Bento XVI não pode ser ainda Papa — o “ministério ampliado” não faz sentido

A tese de um ministério papal ampliado — do qual fariam parte Bento XVI e por S. S. Francisco, cada um dos dois exercendo diferentes aspectos do mesmo Papado –, recentemente aventada por Dom Georg Gänswein (*), merece algumas considerações ligeiras.

[(*) «Declarações explosivas de Dom Georg Gänswein: Existe um “ministério expandido” e Bento XVI ainda é Papa. Como é possível?» e «“Um ministério ampliado”. A íntegra do discurso explosivo de Dom Gänswein».]

Primeiramente, não se compreende como possa ser possível, em tal caso, um ministério “ampliado” — ou melhor, como a existência de dois Pontífices, concorrentes portanto no exercício do munus do Sucessor de Pedro, poderia importar numa ampliação do ministério e não, antes, em uma sua restrição.

Uma das provas clássicas a favor da unicidade de Deus é esboçada exatamente a partir do fato de que Deus é infinito. Ora, se não houvesse um só Deus, mas dois, então nenhum deles poderia ser infinito, porque para que fossem dois seria necessário que se distinguissem em algum aspecto (sob pena de serem não dois, mas um único) — e nos aspectos em que se distinguissem um deles teria mais e, o outro, menos, e vice-versa. A noção de infinitude — é a conclusão inafastável do argumento — pressupõe e exige a de unicidade. Não tem como ser diferente.

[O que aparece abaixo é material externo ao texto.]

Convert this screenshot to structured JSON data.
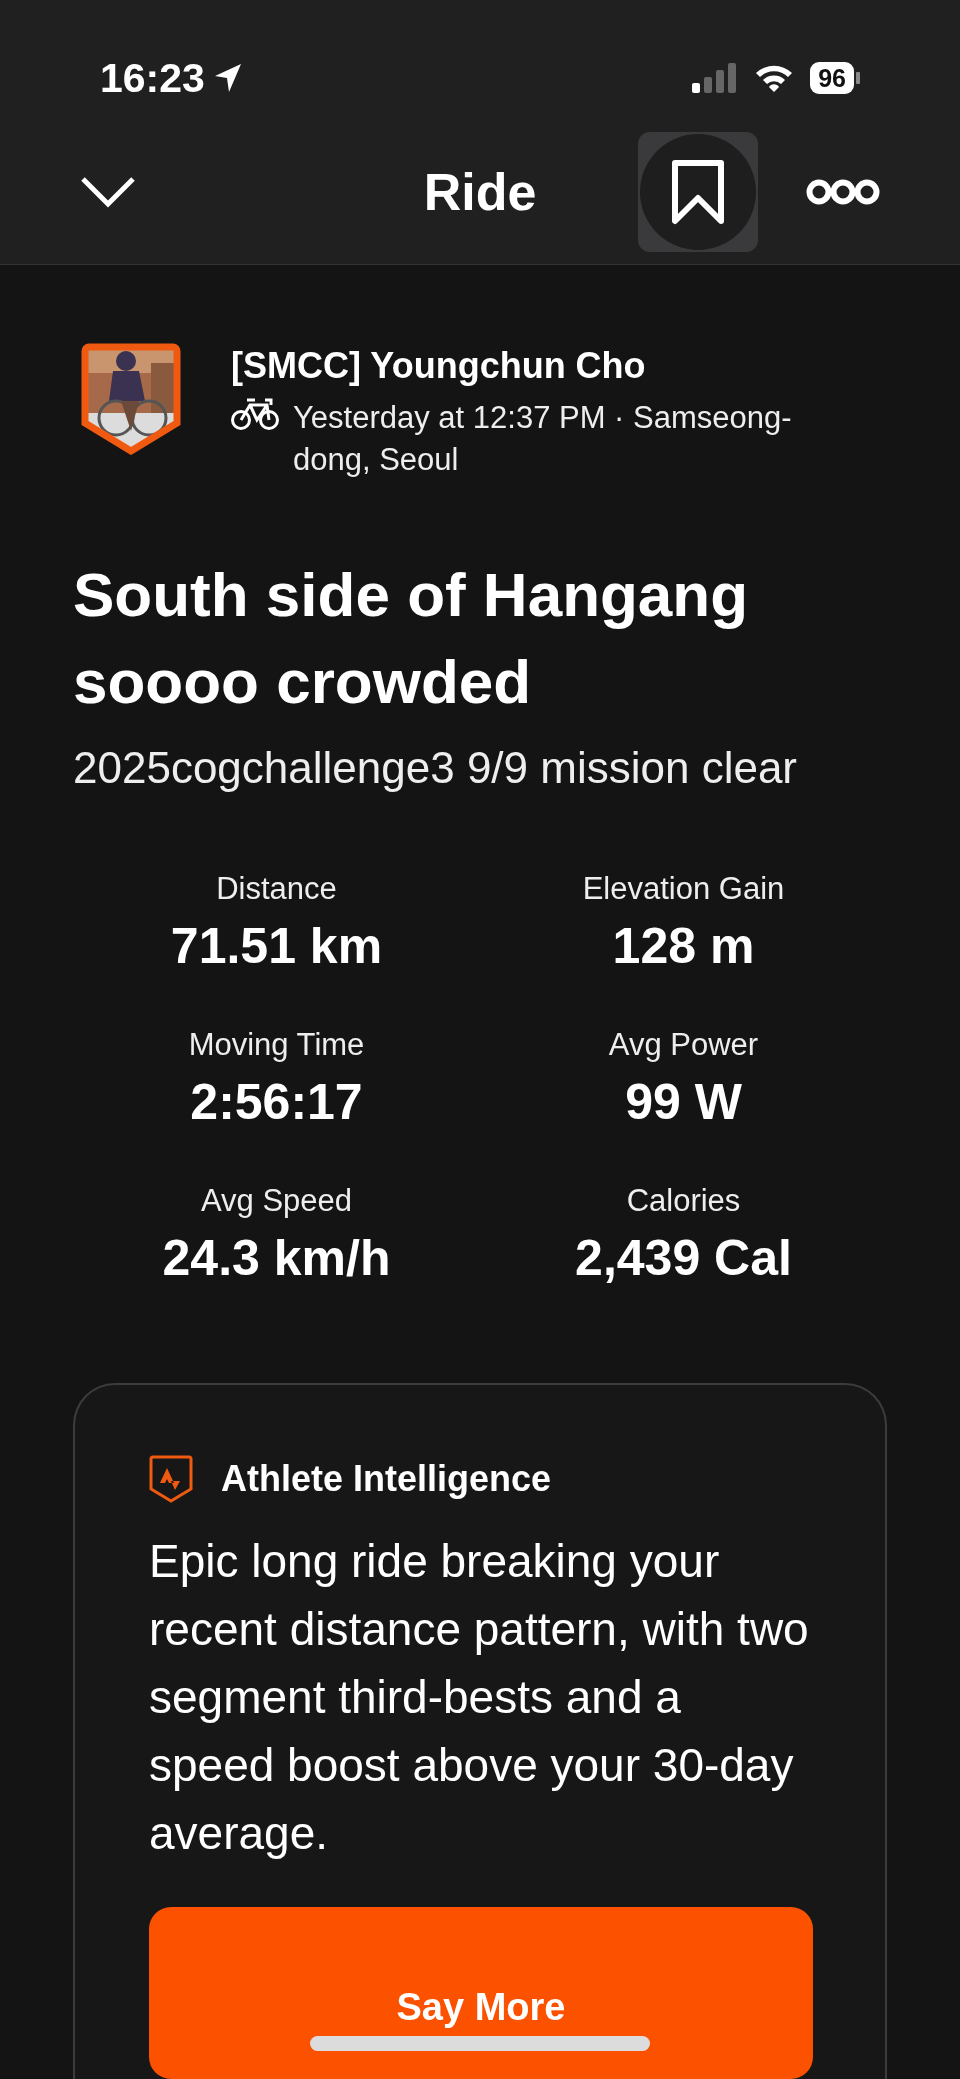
{
  "status_bar": {
    "time": "16:23",
    "battery": "96"
  },
  "nav": {
    "title": "Ride"
  },
  "athlete": {
    "name": "[SMCC] Youngchun Cho",
    "meta": "Yesterday at 12:37 PM · Samseong-dong, Seoul"
  },
  "activity": {
    "title": "South side of Hangang soooo crowded",
    "description": "2025cogchallenge3 9/9 mission clear"
  },
  "stats": [
    {
      "label": "Distance",
      "value": "71.51 km"
    },
    {
      "label": "Elevation Gain",
      "value": "128 m"
    },
    {
      "label": "Moving Time",
      "value": "2:56:17"
    },
    {
      "label": "Avg Power",
      "value": "99 W"
    },
    {
      "label": "Avg Speed",
      "value": "24.3 km/h"
    },
    {
      "label": "Calories",
      "value": "2,439 Cal"
    }
  ],
  "insight": {
    "title": "Athlete Intelligence",
    "text": "Epic long ride breaking your recent distance pattern, with two segment third-bests and a speed boost above your 30-day average.",
    "button": "Say More"
  }
}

O mesmo se pode dizer sobre «o pleno e supremo poder de jurisdição sobre toda a Igreja» (cf. Pastor Aeternus, cap. III (1831)): se ele compete a duas pessoas, então nenhuma das duas o detém — no mínimo porque um dos dois Papas não estaria sob a jurisdição do outro. Dividir a jurisdição plena não é expandi-la, senão restringi-la: se duas (ou mais) pessoas exercem o supremo poder de jurisdição, então esse poder deixa ipso facto de existir. A referida “expansão” do Papado significa, na prática, a destruição do Papado.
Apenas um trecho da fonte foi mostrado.